Türk Dışişleri Bakanlığı, Birleşmiş Milletler Güvenlik Konseyi Kıbrıs Adası’nda konuşlu BM Barış Gücü’nün (BMBG) görev süresini 6 ay daha uzatma …
Türk Dışişleri Bakanlığı, Birleşmiş Milletler Güvenlik Konseyi Kıbrıs Adası’nda konuşlu BM Barış Gücü’nün (BMBG) görev süresini 6 ay daha uzatma kararına ilişkin açıklama yaptı.
Açıklamada, “BMBG’nin görev süresi uzatılırken KKTC’nin rızasının alınmaması, BM’nin yerleşik uygulamalarına aykırıdır. Kıbrıs Türk halkının müktesep haklarının da ihlalidir. KKTC makamlarının bu adaletsizliği gidermek üzere atacağını duyurduğu adımlara ülkemiz tam destek verecektir.” denildi.
Bakanlık şu ifadelere yer verdi:
“Birleşmiş Milletler Güvenlik Konseyi Kıbrıs Adası’nda konuşlu BM Barış Gücü’nün (BMBG) görev süresini 28 Temmuz 2022 tarihinde aldığı 2646 (2022) sayılı kararla altı ay daha uzatmıştır.
Kuzey Kıbrıs Türk Cumhuriyeti (KKTC) Dışişleri Bakanlığı’nın söz konusu kararla ilgili olarak yaptığı açıklamayı tümüyle destekliyoruz.
BMBG’nin görev süresi uzatılırken KKTC’nin rızasının alınmaması, BM’nin yerleşik uygulamalarına aykırıdır. Kıbrıs Türk halkının müktesep haklarının da ihlalidir. KKTC makamlarının bu adaletsizliği gidermek üzere atacağını duyurduğu adımlara ülkemiz tam destek verecektir.
Konsey kararı, her zaman olduğu gibi yine gerçeklikten kopuk, adaletsiz ve haksız bir karardır. Kıbrıs Türk halkını ve bu halkın müktesep haklarını yok saymakta ve bu halka yönelik insanlık ve hukuk dışı izolasyonları görmezden gelmektedir.
Konsey’in, çözüm için Kıbrıs Türk halkının iradesini artık yansıtmayan, neredeyse yarım asırdır denenmiş ve sonuç vermemiş bir çözüm modelini dayatmaya çalışması da tutarsız ve çelişkili bir yaklaşımdır. Bu yaklaşım çözüme değil, statükonun devamına hizmet etmektedir.

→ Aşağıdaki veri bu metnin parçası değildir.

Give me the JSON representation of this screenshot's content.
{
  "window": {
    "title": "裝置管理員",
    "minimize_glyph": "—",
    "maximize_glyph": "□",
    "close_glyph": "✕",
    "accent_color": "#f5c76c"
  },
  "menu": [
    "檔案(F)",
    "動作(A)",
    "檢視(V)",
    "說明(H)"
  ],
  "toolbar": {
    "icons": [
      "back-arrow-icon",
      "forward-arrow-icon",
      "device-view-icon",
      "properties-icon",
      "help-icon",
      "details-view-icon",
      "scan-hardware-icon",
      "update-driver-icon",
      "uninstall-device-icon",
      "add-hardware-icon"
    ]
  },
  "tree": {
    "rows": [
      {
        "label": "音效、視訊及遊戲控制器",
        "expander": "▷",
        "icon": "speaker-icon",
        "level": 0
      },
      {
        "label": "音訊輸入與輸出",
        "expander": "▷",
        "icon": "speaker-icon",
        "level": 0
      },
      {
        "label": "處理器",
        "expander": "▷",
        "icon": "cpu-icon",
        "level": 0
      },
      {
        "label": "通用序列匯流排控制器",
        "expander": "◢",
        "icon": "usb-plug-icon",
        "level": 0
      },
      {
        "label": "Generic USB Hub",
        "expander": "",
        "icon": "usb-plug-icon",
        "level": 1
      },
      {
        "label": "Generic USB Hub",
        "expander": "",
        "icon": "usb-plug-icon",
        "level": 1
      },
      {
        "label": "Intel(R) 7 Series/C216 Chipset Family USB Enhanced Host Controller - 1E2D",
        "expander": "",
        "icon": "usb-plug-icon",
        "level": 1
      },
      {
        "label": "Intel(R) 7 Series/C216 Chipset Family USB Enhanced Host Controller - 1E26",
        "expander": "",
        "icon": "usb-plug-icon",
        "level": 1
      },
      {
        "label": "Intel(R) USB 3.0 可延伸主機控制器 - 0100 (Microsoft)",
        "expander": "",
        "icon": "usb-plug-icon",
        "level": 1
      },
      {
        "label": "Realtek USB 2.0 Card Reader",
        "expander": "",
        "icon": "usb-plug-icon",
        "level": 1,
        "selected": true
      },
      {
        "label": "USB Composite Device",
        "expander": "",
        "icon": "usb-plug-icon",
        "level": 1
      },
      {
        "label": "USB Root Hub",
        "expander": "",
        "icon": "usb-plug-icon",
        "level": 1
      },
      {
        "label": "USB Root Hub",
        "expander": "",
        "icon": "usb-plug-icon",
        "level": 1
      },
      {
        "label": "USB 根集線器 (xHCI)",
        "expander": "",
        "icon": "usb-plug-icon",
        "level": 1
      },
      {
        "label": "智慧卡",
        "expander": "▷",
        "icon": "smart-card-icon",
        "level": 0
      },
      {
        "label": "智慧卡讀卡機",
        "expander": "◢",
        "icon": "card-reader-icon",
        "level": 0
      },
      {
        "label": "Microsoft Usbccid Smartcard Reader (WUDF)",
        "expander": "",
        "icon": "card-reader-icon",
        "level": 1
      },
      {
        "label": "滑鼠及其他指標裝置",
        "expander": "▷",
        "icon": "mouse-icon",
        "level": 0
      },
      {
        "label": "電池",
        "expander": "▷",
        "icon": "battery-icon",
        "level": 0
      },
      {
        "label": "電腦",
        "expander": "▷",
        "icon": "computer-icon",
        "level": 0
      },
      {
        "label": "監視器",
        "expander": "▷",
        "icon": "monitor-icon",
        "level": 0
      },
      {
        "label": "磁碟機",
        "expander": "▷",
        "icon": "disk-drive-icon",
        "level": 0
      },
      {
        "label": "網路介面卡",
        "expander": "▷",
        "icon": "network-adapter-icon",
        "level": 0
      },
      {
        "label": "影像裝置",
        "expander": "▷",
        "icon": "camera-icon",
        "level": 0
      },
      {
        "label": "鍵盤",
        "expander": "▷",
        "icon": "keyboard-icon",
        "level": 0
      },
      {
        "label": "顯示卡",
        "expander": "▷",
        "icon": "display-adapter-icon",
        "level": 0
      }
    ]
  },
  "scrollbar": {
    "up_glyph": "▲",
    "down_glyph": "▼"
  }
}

Kararda Maraş konusundaki yazımlar da gerçeklerden kopuktur. KKTC makamlarının Maraş’ta mülkiyet haklarına riayet ederek attığı adımlara Türkiye tam destek vermeye devam edecektir.
Güvenlik Konseyi ve uluslararası topluma, Ada’daki gerçeklere odaklanmaları ve Kıbrıs Türk halkının müktesep haklarını, yani egemen eşitliğini ve eşit uluslararası statüsünü tescil etmeleri çağrımızı yineliyoruz.”